When one talks of Indian Sculpture – and South Indian Sculpture in particular – the top tourist destination that springs into the mind is, probably, the Pallava sculptures at Mahabalipuram and, secondarily, the Kailashanatha temple at Kanchi. One may then cast an eye at the Chalukyan Sculptures in Aihole/Pattadakal/Badami or the Hoysala sculptures at Belur-Halebidu in Karnataka. Hampi of the Nayakas may also attract attention.
South India is rich in innumerable temples dotting the
landscape with a veritable treasure trove of sculptures waiting to be explored.
It is, probably, this plenitude that seems to make the local populace totally
indifferent to the artistic richness that lies amidst them. This indifference
has, in turn, contributed to neglect and, thus, not only do these various
temples housing sculptural marvels remain obscure but the sculptures also tend
to be ruined by neglect.
In fact, the sculptural heritage of the Cholas and Pandyas is almost totally ignored – the major Chola and Pandya temples being visited mainly as grand temples or places of pilgrimage rather than for their sculptural heritage. Talk of the Cholas and the only thing of artistic merit that springs to the mind are the Chola bronzes. Yet, it is in their times that exquisite sculpting in miniature panels arguably reached their zenith. The panels of the latter age – the Hoysalas and Nayaks – do have lovely detail but they are normally larger and, thus, arguably do not give the same impression of intricacy that the Chola panels portray.

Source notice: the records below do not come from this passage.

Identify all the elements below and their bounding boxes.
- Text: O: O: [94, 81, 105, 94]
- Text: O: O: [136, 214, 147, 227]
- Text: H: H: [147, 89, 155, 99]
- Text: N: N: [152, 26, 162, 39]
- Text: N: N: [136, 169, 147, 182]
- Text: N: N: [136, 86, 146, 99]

During my visit to Srirangam to explore the sculptural heritage of
India, I had the opportunity to visit a small temple – The Samavedishwarar
temple in Tirumangalam near Lalgudi. This temple set in serene surroundings is
an exemplar of the early Chola (8th to 10th Century AD)
Take a look at the sculpture of the ‘Bikshadana’ in one of the niches.
This is a portrayal of the Sankaranarayana in another niche.
Vishnu and Lakshmi in one of the pillar panels.
There was this lovely Ramayana series of miniature panels. You can see the Kabanda episode from the Ramayana in the miniature below. This was just above the basement and the sculptor does not seem to be afflicted by the so-called ‘chalta hai’ attitude considering his attention to detail in this miniature which is not in the most noticeable of positions.